1. There is therefore now, &c.—referring to the immediately preceding context [OLSHAUSEN, PHILIPPI, MEYER, ALFORD, &c.]. The subject with which the seventh chapter concludes is still under consideration. The scope of Ro 8:1–4 is to show how “the law of sin and death” is deprived of its power to bring believers again into bondage, and how the holy law of God receives in them the homage of a living obedience [CALVIN, FRASER, PHILIPPI, MEYER, ALFORD, &c.].
no condemnation: to them which are in Christ Jesus—As Christ, who “knew no sin,” was, to all legal effects, “made sin for us,” so are we, who believe in Him, to all legal effects, “made the righteousness of God in Him” (2 Co 5:21); and thus, one with Him in the divine reckoning. There is to such “NO CONDEMNATION.” (Compare Jn 3:18; 5:24; Ro 5:18, 19). But this is no mere legal arrangement: it is a union in life; believers, through the indwelling of Christ’s Spirit in them, having one life with Him, as truly as the head and the members of the same body have one life.

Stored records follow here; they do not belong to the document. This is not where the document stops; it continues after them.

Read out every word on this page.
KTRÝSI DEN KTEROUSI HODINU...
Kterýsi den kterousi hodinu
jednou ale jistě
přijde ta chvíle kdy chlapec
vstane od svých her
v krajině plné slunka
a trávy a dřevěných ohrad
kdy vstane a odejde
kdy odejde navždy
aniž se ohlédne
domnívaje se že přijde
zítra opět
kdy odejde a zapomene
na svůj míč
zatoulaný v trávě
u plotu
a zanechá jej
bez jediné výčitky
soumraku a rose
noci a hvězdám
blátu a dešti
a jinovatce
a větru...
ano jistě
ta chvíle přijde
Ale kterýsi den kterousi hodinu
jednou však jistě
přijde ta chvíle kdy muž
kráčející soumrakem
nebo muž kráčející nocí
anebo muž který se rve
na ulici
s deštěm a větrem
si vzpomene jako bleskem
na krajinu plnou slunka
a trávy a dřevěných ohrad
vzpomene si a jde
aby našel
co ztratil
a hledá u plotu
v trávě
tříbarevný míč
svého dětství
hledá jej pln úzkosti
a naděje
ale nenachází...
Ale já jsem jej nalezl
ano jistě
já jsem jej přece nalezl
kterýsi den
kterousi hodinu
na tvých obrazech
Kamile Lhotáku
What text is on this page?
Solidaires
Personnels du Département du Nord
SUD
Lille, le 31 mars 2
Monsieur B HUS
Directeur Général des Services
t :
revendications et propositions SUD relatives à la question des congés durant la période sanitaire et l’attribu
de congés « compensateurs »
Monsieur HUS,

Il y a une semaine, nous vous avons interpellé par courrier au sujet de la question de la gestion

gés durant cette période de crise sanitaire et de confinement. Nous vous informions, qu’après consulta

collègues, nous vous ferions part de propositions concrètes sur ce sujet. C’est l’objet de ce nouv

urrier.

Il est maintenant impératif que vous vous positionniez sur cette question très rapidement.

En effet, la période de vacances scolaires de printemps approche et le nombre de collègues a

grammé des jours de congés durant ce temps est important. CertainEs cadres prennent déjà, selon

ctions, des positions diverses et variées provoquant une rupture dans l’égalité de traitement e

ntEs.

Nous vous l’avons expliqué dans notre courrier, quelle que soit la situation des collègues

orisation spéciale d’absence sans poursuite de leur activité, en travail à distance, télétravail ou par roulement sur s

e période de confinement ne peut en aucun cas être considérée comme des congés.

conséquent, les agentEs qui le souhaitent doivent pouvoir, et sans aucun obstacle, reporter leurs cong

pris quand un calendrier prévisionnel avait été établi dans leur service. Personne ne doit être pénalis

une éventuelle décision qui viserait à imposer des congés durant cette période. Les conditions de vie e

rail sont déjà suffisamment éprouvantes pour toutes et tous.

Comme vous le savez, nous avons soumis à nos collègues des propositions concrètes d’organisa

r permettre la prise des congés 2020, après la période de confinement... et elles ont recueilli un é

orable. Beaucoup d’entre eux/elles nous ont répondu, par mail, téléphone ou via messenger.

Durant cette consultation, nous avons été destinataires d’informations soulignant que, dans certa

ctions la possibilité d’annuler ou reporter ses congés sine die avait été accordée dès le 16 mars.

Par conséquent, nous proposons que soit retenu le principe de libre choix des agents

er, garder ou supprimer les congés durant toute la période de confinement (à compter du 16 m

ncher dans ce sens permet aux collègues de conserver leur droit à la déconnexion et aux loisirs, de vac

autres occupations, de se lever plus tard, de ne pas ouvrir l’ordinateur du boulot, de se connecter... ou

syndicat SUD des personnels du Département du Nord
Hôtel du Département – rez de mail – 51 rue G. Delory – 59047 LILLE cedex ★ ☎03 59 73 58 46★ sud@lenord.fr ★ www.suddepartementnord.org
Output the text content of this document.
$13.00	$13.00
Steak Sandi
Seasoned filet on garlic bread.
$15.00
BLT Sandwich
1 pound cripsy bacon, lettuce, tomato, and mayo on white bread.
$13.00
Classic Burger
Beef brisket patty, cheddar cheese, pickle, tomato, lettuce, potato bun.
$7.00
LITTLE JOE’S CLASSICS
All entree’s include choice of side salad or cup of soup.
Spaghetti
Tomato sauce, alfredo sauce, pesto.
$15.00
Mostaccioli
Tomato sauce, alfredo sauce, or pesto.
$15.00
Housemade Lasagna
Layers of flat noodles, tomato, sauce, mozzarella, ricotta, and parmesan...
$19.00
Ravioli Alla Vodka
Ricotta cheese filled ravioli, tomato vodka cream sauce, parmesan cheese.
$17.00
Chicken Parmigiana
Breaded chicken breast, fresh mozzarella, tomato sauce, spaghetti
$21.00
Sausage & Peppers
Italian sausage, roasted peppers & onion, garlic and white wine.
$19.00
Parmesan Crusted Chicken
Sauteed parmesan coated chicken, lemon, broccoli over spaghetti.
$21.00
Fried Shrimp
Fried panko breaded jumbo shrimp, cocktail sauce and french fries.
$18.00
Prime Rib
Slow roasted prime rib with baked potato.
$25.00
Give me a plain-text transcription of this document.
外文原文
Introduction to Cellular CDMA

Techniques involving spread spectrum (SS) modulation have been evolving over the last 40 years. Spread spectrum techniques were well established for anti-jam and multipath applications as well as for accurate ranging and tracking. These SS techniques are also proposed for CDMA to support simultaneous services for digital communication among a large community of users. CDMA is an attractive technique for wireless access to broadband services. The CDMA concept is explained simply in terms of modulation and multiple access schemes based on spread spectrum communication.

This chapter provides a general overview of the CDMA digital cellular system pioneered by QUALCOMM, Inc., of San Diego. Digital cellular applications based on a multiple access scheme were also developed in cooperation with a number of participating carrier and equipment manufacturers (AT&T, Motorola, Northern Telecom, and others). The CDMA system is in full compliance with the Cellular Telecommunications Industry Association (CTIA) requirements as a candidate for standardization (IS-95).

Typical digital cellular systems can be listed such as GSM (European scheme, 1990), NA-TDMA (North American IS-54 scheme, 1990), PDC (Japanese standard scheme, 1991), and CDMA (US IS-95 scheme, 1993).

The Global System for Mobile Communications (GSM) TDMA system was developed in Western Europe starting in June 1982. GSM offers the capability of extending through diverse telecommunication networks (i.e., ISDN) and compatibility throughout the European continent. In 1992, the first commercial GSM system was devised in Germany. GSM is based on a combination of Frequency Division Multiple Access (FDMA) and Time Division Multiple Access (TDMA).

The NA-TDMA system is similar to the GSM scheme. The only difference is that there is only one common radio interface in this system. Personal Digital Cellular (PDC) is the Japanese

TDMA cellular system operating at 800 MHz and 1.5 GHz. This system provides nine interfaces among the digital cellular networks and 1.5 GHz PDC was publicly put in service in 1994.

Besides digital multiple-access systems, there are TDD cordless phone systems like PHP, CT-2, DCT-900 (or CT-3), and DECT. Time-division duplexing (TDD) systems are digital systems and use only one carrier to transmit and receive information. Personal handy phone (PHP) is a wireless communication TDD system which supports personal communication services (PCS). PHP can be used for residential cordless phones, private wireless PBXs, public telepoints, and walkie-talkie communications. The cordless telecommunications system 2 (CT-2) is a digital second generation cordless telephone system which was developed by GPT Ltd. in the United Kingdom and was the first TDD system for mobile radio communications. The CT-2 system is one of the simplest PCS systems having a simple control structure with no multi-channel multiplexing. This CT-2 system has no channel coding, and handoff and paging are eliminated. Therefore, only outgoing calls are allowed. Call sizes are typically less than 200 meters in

who walk not after the flesh, but after the Spirit—The evidence of manuscripts seems to show that this clause formed no part of the original text of this verse, but that the first part of it was early introduced, and the second later, from Ro 8:4, probably as an explanatory comment, and to make the transition to Ro 8:2 easier. ~Jamieson, R., Fausset, A. R., & Brown, D. (1997). Commentary Critical and Explanatory on the Whole Bible (Vol. 2, p. 239).